= Colin Burgess (archaeologist) =

English archaeologist (1938–2014)

Colin B Burgess (1938–2014) was an archaeologist specializing in the Bronze Age, especially in the north east of England and the Mediterranean.

==Biography==
Originally from London, Burgess studied at Cardiff University, where he wrote an undergraduate dissertation on bronze-age metalwork from the Thames.
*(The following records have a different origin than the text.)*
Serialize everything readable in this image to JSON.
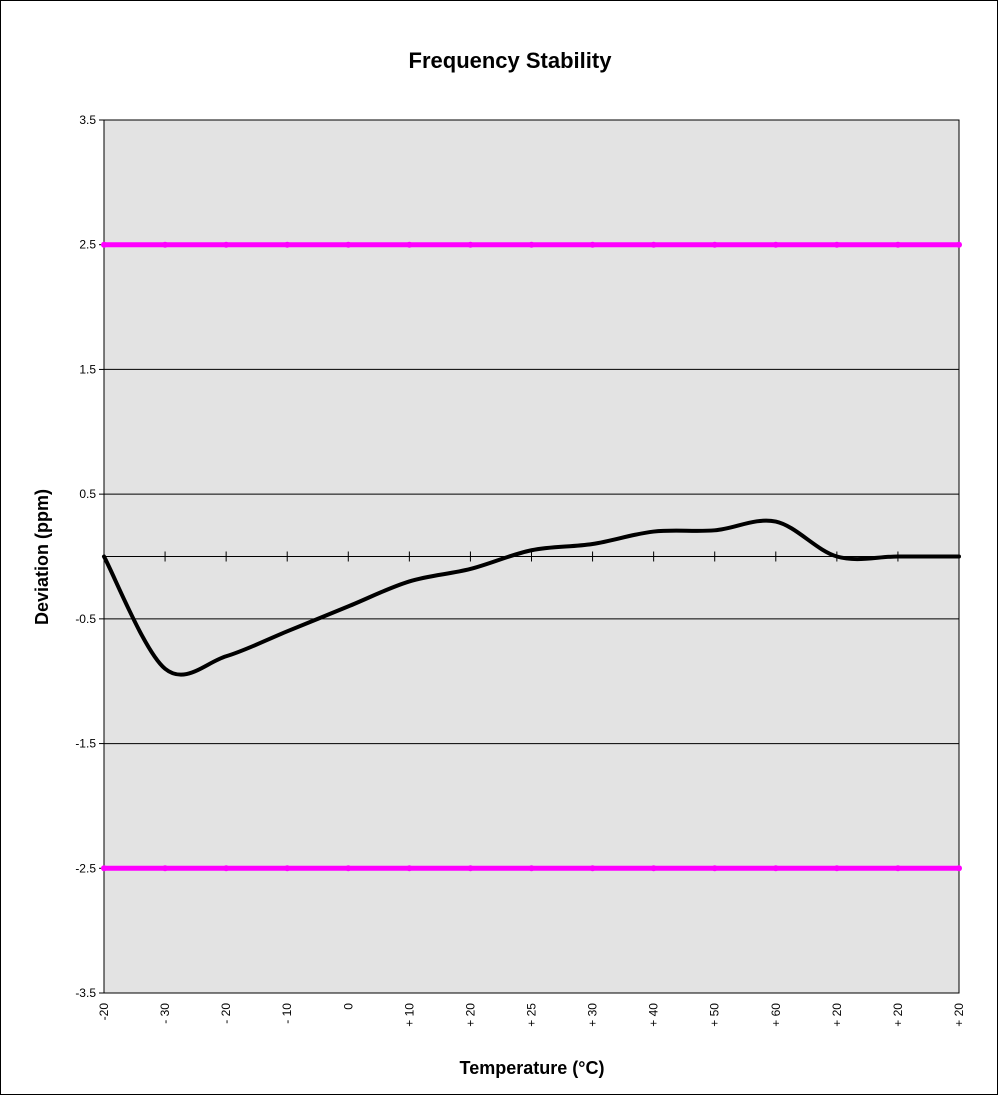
{
  "chart_data": {
    "type": "line",
    "title": "Frequency Stability",
    "xlabel": "Temperature (°C)",
    "ylabel": "Deviation (ppm)",
    "categories": [
      "-20",
      "- 30",
      "- 20",
      "- 10",
      "0",
      "+ 10",
      "+ 20",
      "+ 25",
      "+ 30",
      "+ 40",
      "+ 50",
      "+ 60",
      "+ 20",
      "+ 20",
      "+ 20"
    ],
    "ylim": [
      -3.5,
      3.5
    ],
    "yticks": [
      "3.5",
      "2.5",
      "1.5",
      "0.5",
      "-0.5",
      "-1.5",
      "-2.5",
      "-3.5"
    ],
    "grid": true,
    "series": [
      {
        "values": [
          0,
          -0.9,
          -0.8,
          -0.6,
          -0.4,
          -0.2,
          -0.1,
          0.05,
          0.1,
          0.2,
          0.21,
          0.28,
          0.0,
          0.0,
          0.0
        ],
        "color": "#000000"
      },
      {
        "values": [
          2.5,
          2.5,
          2.5,
          2.5,
          2.5,
          2.5,
          2.5,
          2.5,
          2.5,
          2.5,
          2.5,
          2.5,
          2.5,
          2.5,
          2.5
        ],
        "color": "#ff00ff"
      },
      {
        "values": [
          -2.5,
          -2.5,
          -2.5,
          -2.5,
          -2.5,
          -2.5,
          -2.5,
          -2.5,
          -2.5,
          -2.5,
          -2.5,
          -2.5,
          -2.5,
          -2.5,
          -2.5
        ],
        "color": "#ff00ff"
      }
    ],
    "plot_background": "#e3e3e3"
  }
}
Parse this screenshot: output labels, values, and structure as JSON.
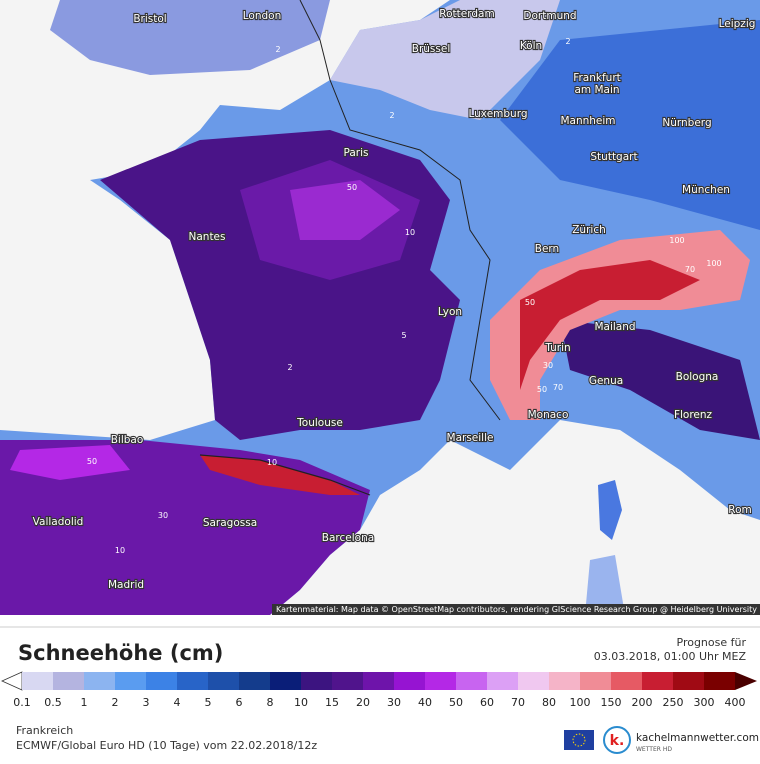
{
  "map": {
    "cities": [
      "Bristol",
      "London",
      "Rotterdam",
      "Dortmund",
      "Brüssel",
      "Köln",
      "Leipzig",
      "Frankfurt",
      "am Main",
      "Luxemburg",
      "Mannheim",
      "Nürnberg",
      "Paris",
      "Stuttgart",
      "München",
      "Nantes",
      "Zürich",
      "Bern",
      "Lyon",
      "Mailand",
      "Turin",
      "Bologna",
      "Genua",
      "Toulouse",
      "Monaco",
      "Florenz",
      "Marseille",
      "Bilbao",
      "Valladolid",
      "Saragossa",
      "Barcelona",
      "Madrid",
      "Rom"
    ],
    "contour_labels": [
      2,
      2,
      2,
      50,
      10,
      5,
      100,
      100,
      70,
      50,
      50,
      70,
      30,
      10,
      50,
      30,
      10,
      2
    ],
    "attribution": "Kartenmaterial: Map data © OpenStreetMap contributors, rendering GIScience Research Group @ Heidelberg University"
  },
  "legend": {
    "title": "Schneehöhe (cm)",
    "ticks": [
      0.1,
      0.5,
      1,
      2,
      3,
      4,
      5,
      6,
      8,
      10,
      15,
      20,
      30,
      40,
      50,
      60,
      70,
      80,
      100,
      150,
      200,
      250,
      300,
      400
    ],
    "colors": [
      "#d8d8f2",
      "#b4b4e0",
      "#8cb4f0",
      "#5a9cf0",
      "#3c82e6",
      "#2864c8",
      "#1e50aa",
      "#143c8c",
      "#0a1e78",
      "#3c1480",
      "#50148c",
      "#6e14aa",
      "#9614d2",
      "#b428e6",
      "#c864f0",
      "#dca0f5",
      "#f0c8f0",
      "#f5b4c8",
      "#f08c96",
      "#e65a64",
      "#c81e32",
      "#a00a14",
      "#7a0000"
    ],
    "over_color": "#4a0000",
    "under_color": "#ffffff"
  },
  "footer": {
    "forecast_label": "Prognose für",
    "forecast_time": "03.03.2018, 01:00 Uhr MEZ",
    "region": "Frankreich",
    "model": "ECMWF/Global Euro HD (10 Tage) vom 22.02.2018/12z",
    "brand": "kachelmannwetter.com",
    "brand_sub": "WETTER HD"
  }
}
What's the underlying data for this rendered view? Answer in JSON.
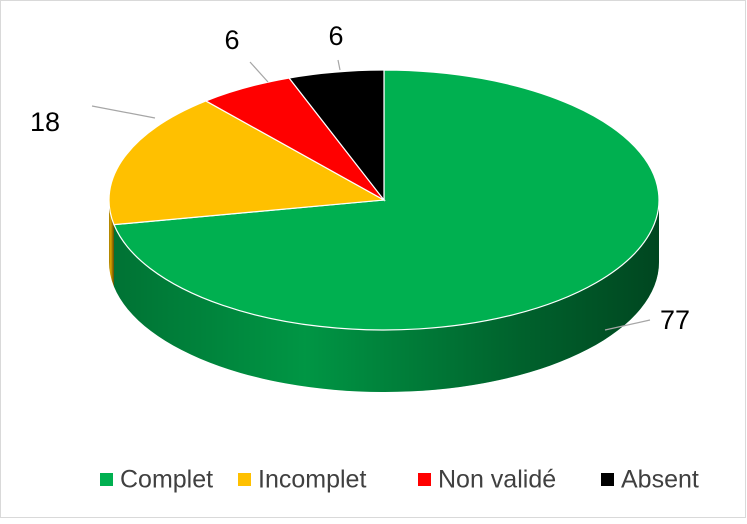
{
  "chart_data": {
    "type": "pie",
    "three_d": true,
    "categories": [
      "Complet",
      "Incomplet",
      "Non validé",
      "Absent"
    ],
    "values": [
      77,
      18,
      6,
      6
    ],
    "colors": [
      "#00b050",
      "#ffc000",
      "#ff0000",
      "#000000"
    ],
    "legend": "bottom"
  }
}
For most of his career, he worked at Newcastle University, where he focused on the archaeology of north east of England, and formed relationships with both amateur archaeologists and international scholars.

Sometime in or after the 1980s, Burgess moved to France, having grown "disillusioned" with trends in British archaeology. (This disillusionment is expressed most forcefully in a note published in the 2001 reissue of his textbook, The Age of Stonehenge.) In this period he was particularly interested in the archaeology of Sardinia.

He returned to England for medical treatment towards the end of his life.

==Contributions==
In the 1960s, Burgess developed a scheme for Bronze Age chronology that is still in use today.

He established the Bronze Age Studies Group, and international group of scholars that first met in 1976, and continued to meet as late as 2016.

Building on his undergraduate dissertation, his 1988 work, written with I. A. Colquhoun, The swords of Britain, catalogs over 800 examples of Bronze Age swords. Burgess and Colquhoun use methods from experimental archaeology to suggest that it took three weeks to manufacture a sword, with Bronze Age technology.

Burgess published on archaeological topics for a full five decades; his last publication appeared in 2012. For a list of publications, see the Colin B Burgess page at the Archaeology Data Service, as well as the Hommage.